We conducted extensive research on various aspects of the structure including dimensions, techniques of construction, look and feel, and design and involved consultants, artists & professionals to ensure precision.

#4. What kind of waste materials were used in building such structures?

The kind of waste materials used varied from monument to monument. For example, we used old cycle rims cut into small pieces to show the reflection of marbles for Taj Mahal. Similarly, for Leaning Tower of Pisa, waste cables & automobile gear parts were used. For Statue of Liberty, axels of old hand carts and rickshaws were used. About 150 tonnes of industrial and other waste materials were reused to create such brilliant seven wonders of the world.

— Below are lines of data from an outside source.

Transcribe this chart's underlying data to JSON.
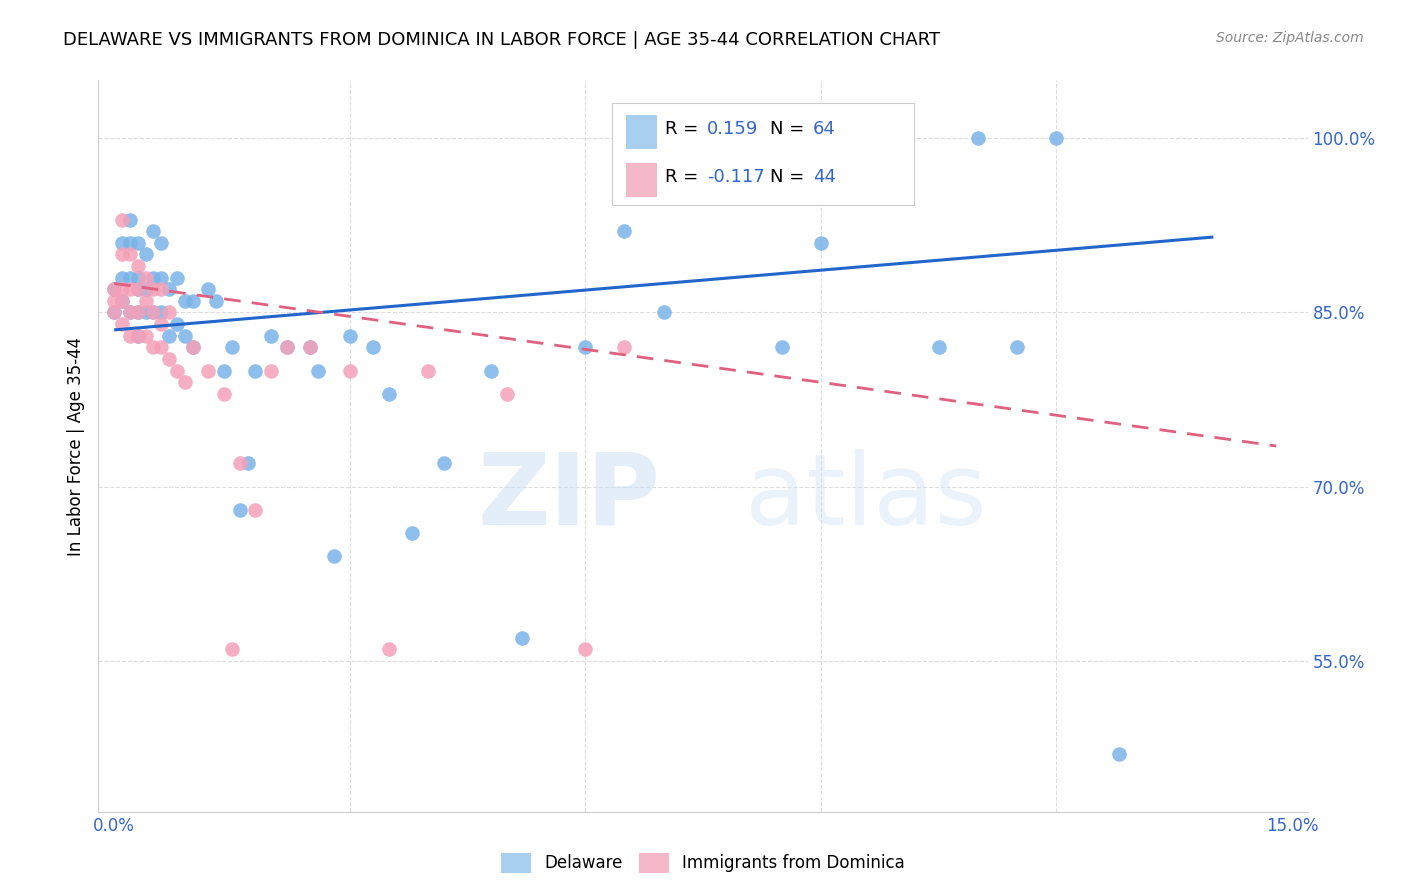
{
  "title": "DELAWARE VS IMMIGRANTS FROM DOMINICA IN LABOR FORCE | AGE 35-44 CORRELATION CHART",
  "source": "Source: ZipAtlas.com",
  "ylabel": "In Labor Force | Age 35-44",
  "xlim": [
    -0.002,
    0.152
  ],
  "ylim": [
    0.42,
    1.05
  ],
  "xticks": [
    0.0,
    0.03,
    0.06,
    0.09,
    0.12,
    0.15
  ],
  "xtick_labels": [
    "0.0%",
    "",
    "",
    "",
    "",
    "15.0%"
  ],
  "yticks_right": [
    0.55,
    0.7,
    0.85,
    1.0
  ],
  "ytick_labels_right": [
    "55.0%",
    "70.0%",
    "85.0%",
    "100.0%"
  ],
  "watermark_zip": "ZIP",
  "watermark_atlas": "atlas",
  "delaware_color": "#7ab3e8",
  "dominica_color": "#f5a0b8",
  "trend_delaware_color": "#2266cc",
  "trend_dominica_color": "#e06080",
  "legend_del_color": "#a8cff0",
  "legend_dom_color": "#f5b8c8",
  "R_label_color": "#3366cc",
  "grid_color": "#dddddd",
  "spine_color": "#cccccc",
  "title_fontsize": 13,
  "source_fontsize": 10,
  "tick_fontsize": 12,
  "ylabel_fontsize": 12,
  "del_x": [
    0.0,
    0.0,
    0.001,
    0.001,
    0.001,
    0.002,
    0.002,
    0.002,
    0.002,
    0.003,
    0.003,
    0.003,
    0.003,
    0.003,
    0.004,
    0.004,
    0.004,
    0.005,
    0.005,
    0.005,
    0.006,
    0.006,
    0.006,
    0.007,
    0.007,
    0.008,
    0.008,
    0.009,
    0.009,
    0.01,
    0.01,
    0.012,
    0.013,
    0.014,
    0.015,
    0.016,
    0.017,
    0.018,
    0.02,
    0.022,
    0.025,
    0.026,
    0.028,
    0.03,
    0.033,
    0.035,
    0.038,
    0.042,
    0.048,
    0.052,
    0.06,
    0.065,
    0.07,
    0.075,
    0.08,
    0.085,
    0.09,
    0.095,
    0.1,
    0.105,
    0.11,
    0.115,
    0.12,
    0.128
  ],
  "del_y": [
    0.87,
    0.85,
    0.91,
    0.88,
    0.86,
    0.93,
    0.91,
    0.88,
    0.85,
    0.91,
    0.88,
    0.87,
    0.85,
    0.83,
    0.9,
    0.87,
    0.85,
    0.92,
    0.88,
    0.85,
    0.91,
    0.88,
    0.85,
    0.87,
    0.83,
    0.88,
    0.84,
    0.86,
    0.83,
    0.86,
    0.82,
    0.87,
    0.86,
    0.8,
    0.82,
    0.68,
    0.72,
    0.8,
    0.83,
    0.82,
    0.82,
    0.8,
    0.64,
    0.83,
    0.82,
    0.78,
    0.66,
    0.72,
    0.8,
    0.57,
    0.82,
    0.92,
    0.85,
    1.0,
    1.0,
    0.82,
    0.91,
    1.0,
    1.0,
    0.82,
    1.0,
    0.82,
    1.0,
    0.47
  ],
  "dom_x": [
    0.0,
    0.0,
    0.0,
    0.001,
    0.001,
    0.001,
    0.001,
    0.001,
    0.002,
    0.002,
    0.002,
    0.002,
    0.003,
    0.003,
    0.003,
    0.003,
    0.004,
    0.004,
    0.004,
    0.005,
    0.005,
    0.005,
    0.006,
    0.006,
    0.006,
    0.007,
    0.007,
    0.008,
    0.009,
    0.01,
    0.012,
    0.014,
    0.015,
    0.016,
    0.018,
    0.02,
    0.022,
    0.025,
    0.03,
    0.035,
    0.04,
    0.05,
    0.06,
    0.065
  ],
  "dom_y": [
    0.87,
    0.86,
    0.85,
    0.93,
    0.9,
    0.87,
    0.86,
    0.84,
    0.9,
    0.87,
    0.85,
    0.83,
    0.89,
    0.87,
    0.85,
    0.83,
    0.88,
    0.86,
    0.83,
    0.87,
    0.85,
    0.82,
    0.87,
    0.84,
    0.82,
    0.85,
    0.81,
    0.8,
    0.79,
    0.82,
    0.8,
    0.78,
    0.56,
    0.72,
    0.68,
    0.8,
    0.82,
    0.82,
    0.8,
    0.56,
    0.8,
    0.78,
    0.56,
    0.82
  ],
  "del_trend_x0": 0.0,
  "del_trend_x1": 0.14,
  "del_trend_y0": 0.835,
  "del_trend_y1": 0.915,
  "dom_trend_x0": 0.0,
  "dom_trend_x1": 0.148,
  "dom_trend_y0": 0.875,
  "dom_trend_y1": 0.735
}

#5. How much cost was involved in this project and what were the socio-economic benefits?

Around Rs. 7.5 crore was utilised to deliver this project. However, in the first year, Rs. 9 crore revenue collection was done through ticket sales. This Park also generated employment for support and maintenance staff. What’s more important here is the environmental benefits we garnered like reduction in pollution, generation of renewable energy, and reuse of waste.

#6. How do you feel today after witnessing the success of this project?

It gives me immense pleasure when people appreciate the aesthetics and concept of this project. Moreover, this project has been widely commended by President of India, India Today Group, Smart Cities India and QCI. I would urge the civic authorities of other cities should also try their hands in translating waste into wealth while ensuring sustainability.

#7. Is there any similar project in India?

On same concept, the Bharat Darshan Park is spread over 8.5 acres, and replicas of 17 popular monuments from across the country including Mysore Palace, Charminar and Khajuraho Temple are being built here from scrap material. The replicas are built using scrap waste such as vehicles, fans, rods, iron sheets and nuts and bolts gathering dust in municipal stores. There will be smart illumination of all the monuments and a walking track of 1.5 km in the park, besides a children’s play area.